Майора и Арнольда окружили офицеры. Я подошел к ним.
— Эх, не так надо было это сделать, — с досадой говорил доктор. — Надо было устроить небольшой веселый обед и между вином и коньяком поговорить серьезно.
Глаза Арнольда потемнели.
— Психологический метод доктора Аахима! Ну-ну!
— Бросьте, — сказал майор. — Все равно дело уже испорчено. А впрочем, доктор прав: надо было создать соответствующие условия для известного настроения.
— Вчера эти условия были, — съязвил Арнольд. — Вчера бы все шло как по маслу. Итак, дорогой доктор, мы тебя осрамили. Не знаю, как ты переживешь это.

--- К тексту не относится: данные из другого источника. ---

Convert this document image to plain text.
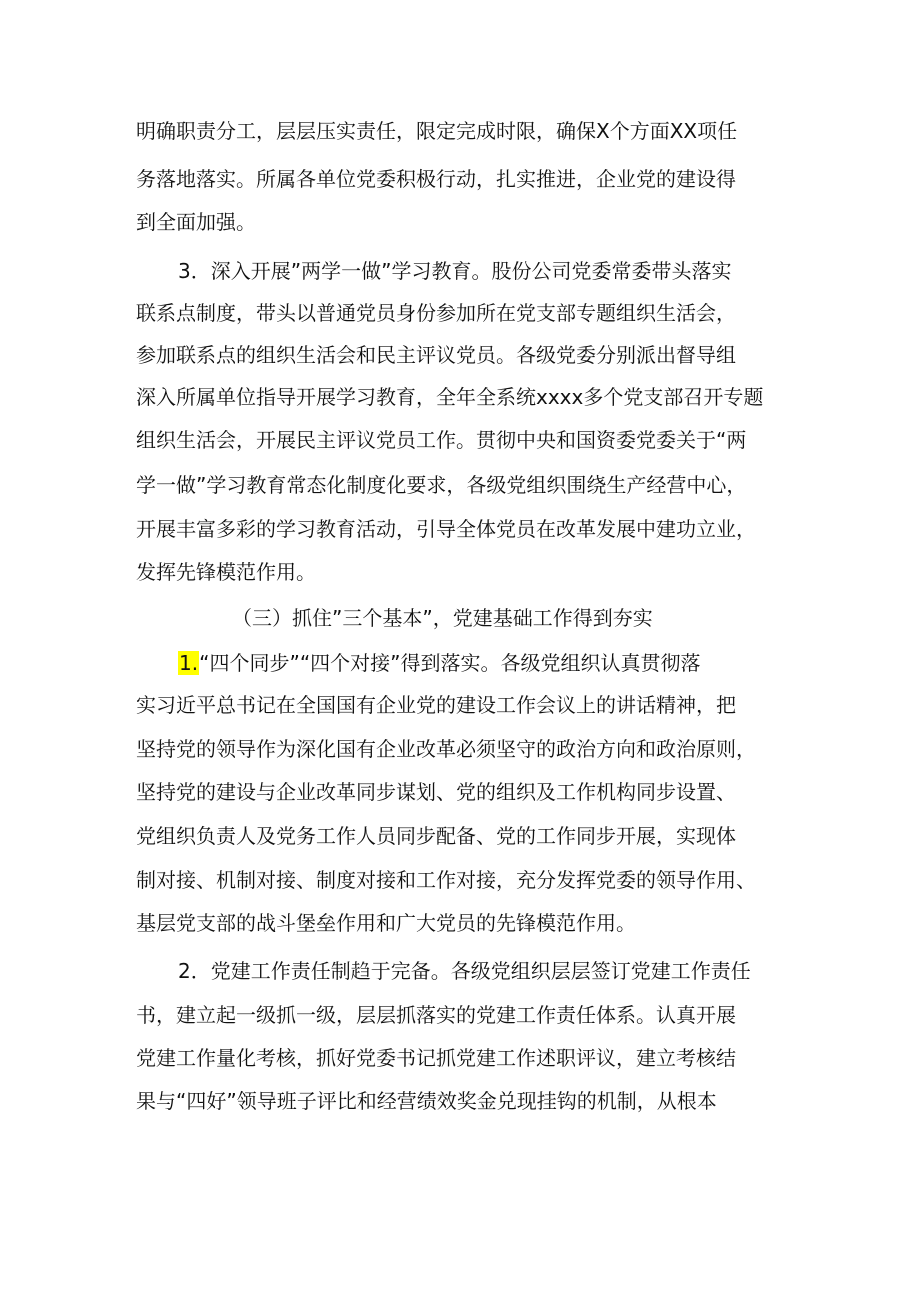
明确职责分工，层层压实责任，限定完成时限，确保X个方面XX项任
务落地落实。所属各单位党委积极行动，扎实推进，企业党的建设得
到全面加强。
3．深入开展”两学一做”学习教育。股份公司党委常委带头落实
联系点制度，带头以普通党员身份参加所在党支部专题组织生活会，
参加联系点的组织生活会和民主评议党员。各级党委分别派出督导组
深入所属单位指导开展学习教育，全年全系统xxxx多个党支部召开专题
组织生活会，开展民主评议党员工作。贯彻中央和国资委党委关于“两
学一做”学习教育常态化制度化要求，各级党组织围绕生产经营中心，
开展丰富多彩的学习教育活动，引导全体党员在改革发展中建功立业，
发挥先锋模范作用。
（三）抓住”三个基本”，党建基础工作得到夯实
1.“四个同步”“四个对接”得到落实。各级党组织认真贯彻落
实习近平总书记在全国国有企业党的建设工作会议上的讲话精神，把
坚持党的领导作为深化国有企业改革必须坚守的政治方向和政治原则，
坚持党的建设与企业改革同步谋划、党的组织及工作机构同步设置、
党组织负责人及党务工作人员同步配备、党的工作同步开展，实现体
制对接、机制对接、制度对接和工作对接，充分发挥党委的领导作用、
基层党支部的战斗堡垒作用和广大党员的先锋模范作用。
2．党建工作责任制趋于完备。各级党组织层层签订党建工作责任
书，建立起一级抓一级，层层抓落实的党建工作责任体系。认真开展
党建工作量化考核，抓好党委书记抓党建工作述职评议，建立考核结
果与“四好”领导班子评比和经营绩效奖金兑现挂钩的机制，从根本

Офицеры заняли места за столом. К великому облегчению доктора Аахлма, у буфетчика нашлось только три бутылки шампанского. Бачо уговаривал Шпрингера получить остаток выигрыша коньяком. Доктор торговался, как цыган на конском базаре.
Хотя майор всячески подчеркивал свою полную солидарность с офицерами, все же каждый чувствовал себя не в своей тарелке, и атмосфера за столом была натянутая. Арнольд много пил. Я несколько раз пытался удержать его за руку, но он зло вырывал ее и наполнял свой бокал. Я видел, что он с усилием льет в себя густое, почти черное истринское вино.
— Для чего ты это делаешь? — спросил я.
Арнольд улыбнулся пьяно и вяло, его взгляд уже стал мутным.
— Когда ты пробудешь здесь шесть месяцев, задай мне снова этот вопрос.
— Нет, со мной этого никогда не будет, — вспыхнул я. В продолжение всего обеда мы почти не разговаривали.
На эстраду, крадучись, пробрались цыгане. Тихо, незаметно, как бы угадывая нюхом настроение собрания, еле слышным пиано они начали грустную венгерскую песню.
Маленького Торму с шумом и криками, под аплодисменты, потащили на другой конец стола, к майору. Мальчик упирался, но видно было, что общее внимание ему льстит. Майор торжественно чокнулся с прапорщиком.
— Ты один, братец, попытался спасти честь моего батальона. Спасибо.
После этих слов за столом наступила тишина, только около Бачо смеялось несколько человек: наверно, Бачо отпустил хлесткое замечание по поводу выпада майора, так как сидевшие рядом молодые люди задыхались от смеха. Майор, видимо, серьезно решил сделать Торму героем дня и без конца наполнял его бокал. Очевидно, батальонный все еще не терял надежды поправить дело.
— Господин майор и офицеры играют в прятки, — сказал я Арнольду.
Арнольд пожал мою руку под столом.
— Браво!
Торма быстро пьянел. После пятого бокала он попросил слова. Все с удивлением и любопытством повернулись к нему. Еще неустановившимся, ломающимся голосом Торма взволнованно начал:
— Господа офицеры, коллеги! Венгерские королевские гонведы! Друзья! Я самый молодой и неопытный среди вас, но если его королевскому высочеству, командующему фронтом, так угодно, то я, Карчи Торма, прапорщик, я… Дайте мне сотню солдат и пять унтер-офицеров, ручные гранаты и штурмовые ножи, и я переверну эту проклятую грязную Клару, в бога, душу и всех святых!..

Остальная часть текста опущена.